Correlation Between Sea and GMS

Specify exactly 2 symbols:
Can any of the company-specific risk be diversified away by investing in both Sea and GMS at the same time? Although using a correlation coefficient on its own may not help to predict future stock returns, this module helps to understand the diversifiable risk of combining Sea and GMS into the same portfolio, which is an essential part of the fundamental portfolio management process.
By analyzing existing cross correlation between Sea and GMS Inc, you can compare the effects of market volatilities on Sea and GMS and check how they will diversify away market risk if combined in the same portfolio for a given time horizon. You can also utilize pair trading strategies of matching a long position in Sea with a short position of GMS. Check out your portfolio center. Please also check ongoing floating volatility patterns of Sea and GMS.

Diversification Opportunities for Sea and GMS

0.75
  Correlation Coefficient
 Sea
 GMS

Poor diversification

The 3 months correlation between Sea and GMS is 0.75. Overlapping area represents the amount of risk that can be diversified away by holding Sea and GMS Inc in the same portfolio, assuming nothing else is changed. The correlation between historical prices or returns on GMS Inc and Sea is a relative statistical measure of the degree to which these equity instruments tend to move together. The correlation coefficient measures the extent to which returns on Sea are associated (or correlated) with GMS. Values of the correlation coefficient range from -1 to +1, where. The correlation of zero (0) is possible when the price movement of GMS Inc has no effect on the direction of Sea i.e., Sea and GMS go up and down completely randomly.

Pair Corralation between Sea and GMS

Allowing for the 90-day total investment horizon Sea is expected to generate 1.49 times more return on investment than GMS. However, Sea is 1.49 times more volatile than GMS Inc. It trades about 0.19 of its potential returns per unit of risk. GMS Inc is currently generating about 0.2 per unit of risk. If you would invest  9,431  in Sea on August 28, 2024 and sell it today you would earn a total of  1,969  from holding Sea or generate 20.88% return on investment over 90 days.
Time Period3 Months [change]
DirectionMoves Together 
StrengthSignificant
Accuracy100.0%
ValuesDaily Returns

Sea  vs.  GMS Inc

 Performance 
       Timeline  
Sea 

Risk-Adjusted Performance

18 of 100

 
Weak
 
Strong
Solid
Compared to the overall equity markets, risk-adjusted returns on investments in Sea are ranked lower than 18 (%) of all global equities and portfolios over the last 90 days.
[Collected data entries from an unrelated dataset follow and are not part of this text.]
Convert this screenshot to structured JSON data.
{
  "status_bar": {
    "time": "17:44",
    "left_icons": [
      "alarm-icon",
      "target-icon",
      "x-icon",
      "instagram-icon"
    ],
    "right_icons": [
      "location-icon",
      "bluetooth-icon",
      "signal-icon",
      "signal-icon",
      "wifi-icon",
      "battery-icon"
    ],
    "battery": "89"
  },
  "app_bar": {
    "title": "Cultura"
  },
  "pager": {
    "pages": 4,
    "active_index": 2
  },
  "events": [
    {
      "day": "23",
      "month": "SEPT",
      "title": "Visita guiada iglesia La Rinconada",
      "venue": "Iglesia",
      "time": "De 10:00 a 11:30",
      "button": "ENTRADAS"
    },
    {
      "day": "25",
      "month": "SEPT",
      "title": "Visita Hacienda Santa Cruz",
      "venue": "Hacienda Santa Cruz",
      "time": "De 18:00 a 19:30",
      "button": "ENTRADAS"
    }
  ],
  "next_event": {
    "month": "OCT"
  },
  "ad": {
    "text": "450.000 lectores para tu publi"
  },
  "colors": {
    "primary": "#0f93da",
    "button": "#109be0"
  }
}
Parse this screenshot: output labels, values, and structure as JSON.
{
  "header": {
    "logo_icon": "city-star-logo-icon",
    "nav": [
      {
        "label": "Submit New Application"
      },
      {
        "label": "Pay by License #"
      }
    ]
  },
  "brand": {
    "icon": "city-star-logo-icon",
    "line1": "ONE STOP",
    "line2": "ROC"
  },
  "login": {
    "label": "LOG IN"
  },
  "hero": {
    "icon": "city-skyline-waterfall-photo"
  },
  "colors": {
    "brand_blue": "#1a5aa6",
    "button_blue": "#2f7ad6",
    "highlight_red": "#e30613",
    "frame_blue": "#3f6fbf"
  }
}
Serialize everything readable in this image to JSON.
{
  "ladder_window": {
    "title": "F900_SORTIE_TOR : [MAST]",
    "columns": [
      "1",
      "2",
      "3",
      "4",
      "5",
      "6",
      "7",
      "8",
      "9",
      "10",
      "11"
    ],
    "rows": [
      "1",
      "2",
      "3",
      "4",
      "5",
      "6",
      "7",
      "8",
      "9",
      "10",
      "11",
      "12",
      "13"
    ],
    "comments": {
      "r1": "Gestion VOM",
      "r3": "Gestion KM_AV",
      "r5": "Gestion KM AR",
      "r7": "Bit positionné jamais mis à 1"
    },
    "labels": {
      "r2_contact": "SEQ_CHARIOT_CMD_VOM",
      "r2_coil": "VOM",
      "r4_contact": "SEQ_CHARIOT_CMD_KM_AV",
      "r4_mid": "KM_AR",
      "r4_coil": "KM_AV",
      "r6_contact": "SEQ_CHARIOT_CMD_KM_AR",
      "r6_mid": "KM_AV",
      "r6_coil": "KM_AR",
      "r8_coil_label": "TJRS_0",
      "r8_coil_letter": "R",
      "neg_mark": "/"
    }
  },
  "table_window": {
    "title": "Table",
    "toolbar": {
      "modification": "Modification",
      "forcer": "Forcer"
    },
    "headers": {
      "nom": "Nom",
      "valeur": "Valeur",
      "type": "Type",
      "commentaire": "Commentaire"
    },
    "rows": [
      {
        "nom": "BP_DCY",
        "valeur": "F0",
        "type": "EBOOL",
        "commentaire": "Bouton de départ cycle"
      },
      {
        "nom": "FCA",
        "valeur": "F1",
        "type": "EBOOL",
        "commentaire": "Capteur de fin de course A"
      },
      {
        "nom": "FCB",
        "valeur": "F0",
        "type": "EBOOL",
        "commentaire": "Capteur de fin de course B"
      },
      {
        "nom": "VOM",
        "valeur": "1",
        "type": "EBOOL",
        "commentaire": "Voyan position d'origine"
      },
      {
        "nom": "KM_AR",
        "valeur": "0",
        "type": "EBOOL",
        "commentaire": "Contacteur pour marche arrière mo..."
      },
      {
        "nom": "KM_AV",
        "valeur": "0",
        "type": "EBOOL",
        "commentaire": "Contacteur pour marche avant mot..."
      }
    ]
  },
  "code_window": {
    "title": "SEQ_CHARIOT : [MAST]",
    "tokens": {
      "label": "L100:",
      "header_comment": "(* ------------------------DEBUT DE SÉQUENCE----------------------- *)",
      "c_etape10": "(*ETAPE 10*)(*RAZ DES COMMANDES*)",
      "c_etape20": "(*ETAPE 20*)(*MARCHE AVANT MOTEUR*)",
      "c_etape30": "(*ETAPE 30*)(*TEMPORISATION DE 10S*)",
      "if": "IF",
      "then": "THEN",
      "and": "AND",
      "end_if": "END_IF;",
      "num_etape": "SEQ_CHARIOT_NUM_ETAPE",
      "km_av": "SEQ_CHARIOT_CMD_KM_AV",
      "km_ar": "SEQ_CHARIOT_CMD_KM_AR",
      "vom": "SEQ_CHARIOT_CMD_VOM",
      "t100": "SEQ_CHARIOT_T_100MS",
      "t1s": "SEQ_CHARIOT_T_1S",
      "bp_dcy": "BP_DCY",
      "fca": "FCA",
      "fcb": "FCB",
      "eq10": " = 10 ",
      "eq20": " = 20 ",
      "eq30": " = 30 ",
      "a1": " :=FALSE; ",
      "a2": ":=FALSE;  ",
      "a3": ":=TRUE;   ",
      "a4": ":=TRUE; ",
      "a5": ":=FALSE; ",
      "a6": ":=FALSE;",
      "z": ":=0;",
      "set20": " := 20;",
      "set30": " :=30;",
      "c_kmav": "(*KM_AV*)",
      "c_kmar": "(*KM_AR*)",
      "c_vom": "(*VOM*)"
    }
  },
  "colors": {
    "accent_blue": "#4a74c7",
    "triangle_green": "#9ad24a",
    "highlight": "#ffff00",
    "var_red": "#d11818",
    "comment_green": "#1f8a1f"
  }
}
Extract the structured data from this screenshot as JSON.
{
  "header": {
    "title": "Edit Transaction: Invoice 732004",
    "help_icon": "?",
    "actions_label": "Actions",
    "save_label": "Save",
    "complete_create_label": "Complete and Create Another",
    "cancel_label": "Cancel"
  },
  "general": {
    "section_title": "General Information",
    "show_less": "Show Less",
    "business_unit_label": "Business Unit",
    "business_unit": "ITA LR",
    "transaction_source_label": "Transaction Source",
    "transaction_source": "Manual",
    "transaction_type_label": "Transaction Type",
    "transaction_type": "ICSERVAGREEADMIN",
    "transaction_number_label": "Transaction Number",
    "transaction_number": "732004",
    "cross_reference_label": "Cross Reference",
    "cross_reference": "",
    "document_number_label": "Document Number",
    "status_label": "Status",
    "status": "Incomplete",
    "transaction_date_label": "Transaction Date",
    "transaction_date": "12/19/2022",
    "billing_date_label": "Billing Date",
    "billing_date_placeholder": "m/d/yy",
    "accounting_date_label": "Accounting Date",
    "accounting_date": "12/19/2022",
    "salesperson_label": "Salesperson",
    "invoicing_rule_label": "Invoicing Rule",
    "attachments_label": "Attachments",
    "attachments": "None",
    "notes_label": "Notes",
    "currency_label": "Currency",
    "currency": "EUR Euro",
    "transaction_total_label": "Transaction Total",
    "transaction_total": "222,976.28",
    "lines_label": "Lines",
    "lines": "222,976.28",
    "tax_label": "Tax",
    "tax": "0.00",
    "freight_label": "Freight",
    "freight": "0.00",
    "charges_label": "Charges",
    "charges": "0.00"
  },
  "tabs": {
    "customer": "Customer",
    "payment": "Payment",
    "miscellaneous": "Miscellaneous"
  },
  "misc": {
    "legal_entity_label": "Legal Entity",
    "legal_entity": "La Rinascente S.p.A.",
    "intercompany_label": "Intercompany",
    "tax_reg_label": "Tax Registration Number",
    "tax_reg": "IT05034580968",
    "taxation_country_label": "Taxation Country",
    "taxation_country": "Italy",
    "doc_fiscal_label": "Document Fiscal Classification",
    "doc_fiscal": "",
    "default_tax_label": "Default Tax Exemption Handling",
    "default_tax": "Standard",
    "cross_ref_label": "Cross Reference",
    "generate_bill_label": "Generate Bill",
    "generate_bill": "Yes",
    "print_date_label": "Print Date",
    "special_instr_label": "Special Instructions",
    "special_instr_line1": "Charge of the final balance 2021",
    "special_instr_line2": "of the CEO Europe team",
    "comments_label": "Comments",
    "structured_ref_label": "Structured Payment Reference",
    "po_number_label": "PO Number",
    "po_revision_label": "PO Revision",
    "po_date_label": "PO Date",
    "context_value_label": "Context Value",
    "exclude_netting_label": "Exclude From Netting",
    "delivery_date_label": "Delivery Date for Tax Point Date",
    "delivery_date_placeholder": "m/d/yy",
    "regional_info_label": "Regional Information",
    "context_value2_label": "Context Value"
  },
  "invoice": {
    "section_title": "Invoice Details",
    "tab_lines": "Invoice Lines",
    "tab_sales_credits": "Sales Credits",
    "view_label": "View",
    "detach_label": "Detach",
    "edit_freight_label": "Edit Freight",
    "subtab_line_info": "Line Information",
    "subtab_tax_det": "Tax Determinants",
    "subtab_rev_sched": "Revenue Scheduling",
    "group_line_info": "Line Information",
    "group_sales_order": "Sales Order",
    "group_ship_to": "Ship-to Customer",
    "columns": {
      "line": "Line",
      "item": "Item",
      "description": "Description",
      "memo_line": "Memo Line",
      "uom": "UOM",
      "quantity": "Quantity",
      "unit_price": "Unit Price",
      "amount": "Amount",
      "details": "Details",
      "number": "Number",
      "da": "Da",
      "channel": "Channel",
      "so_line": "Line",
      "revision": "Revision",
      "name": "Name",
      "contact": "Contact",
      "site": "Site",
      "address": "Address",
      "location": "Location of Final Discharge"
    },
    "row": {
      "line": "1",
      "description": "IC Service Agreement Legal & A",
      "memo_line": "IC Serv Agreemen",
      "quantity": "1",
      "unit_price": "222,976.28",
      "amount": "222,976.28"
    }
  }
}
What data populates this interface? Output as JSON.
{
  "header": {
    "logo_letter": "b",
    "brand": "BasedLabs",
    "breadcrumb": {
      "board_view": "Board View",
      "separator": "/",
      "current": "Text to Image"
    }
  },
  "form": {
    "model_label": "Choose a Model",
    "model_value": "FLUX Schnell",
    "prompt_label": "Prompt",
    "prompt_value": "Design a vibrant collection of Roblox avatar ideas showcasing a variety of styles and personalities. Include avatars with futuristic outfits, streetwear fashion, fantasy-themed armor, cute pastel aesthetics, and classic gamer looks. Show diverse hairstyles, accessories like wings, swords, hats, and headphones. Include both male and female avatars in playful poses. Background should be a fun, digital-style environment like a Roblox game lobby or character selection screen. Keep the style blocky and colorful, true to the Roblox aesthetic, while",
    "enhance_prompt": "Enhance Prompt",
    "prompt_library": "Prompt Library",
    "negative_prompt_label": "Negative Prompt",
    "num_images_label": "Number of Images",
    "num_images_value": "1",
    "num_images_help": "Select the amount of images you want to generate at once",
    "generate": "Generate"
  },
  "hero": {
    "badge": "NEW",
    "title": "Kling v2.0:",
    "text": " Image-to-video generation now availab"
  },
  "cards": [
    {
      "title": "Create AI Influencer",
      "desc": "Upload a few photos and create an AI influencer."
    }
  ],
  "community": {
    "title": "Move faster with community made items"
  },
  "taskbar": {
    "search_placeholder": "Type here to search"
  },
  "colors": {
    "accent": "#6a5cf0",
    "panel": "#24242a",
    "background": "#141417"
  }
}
In spite of rather fragile technical and fundamental indicators, Sea exhibited solid returns over the last few months and may actually be approaching a breakup point.
GMS Inc 

Risk-Adjusted Performance

9 of 100

 
Weak
 
Strong
OK
Compared to the overall equity markets, risk-adjusted returns on investments in GMS Inc are ranked lower than 9 (%) of all global equities and portfolios over the last 90 days. In spite of comparatively weak primary indicators, GMS unveiled solid returns over the last few months and may actually be approaching a breakup point.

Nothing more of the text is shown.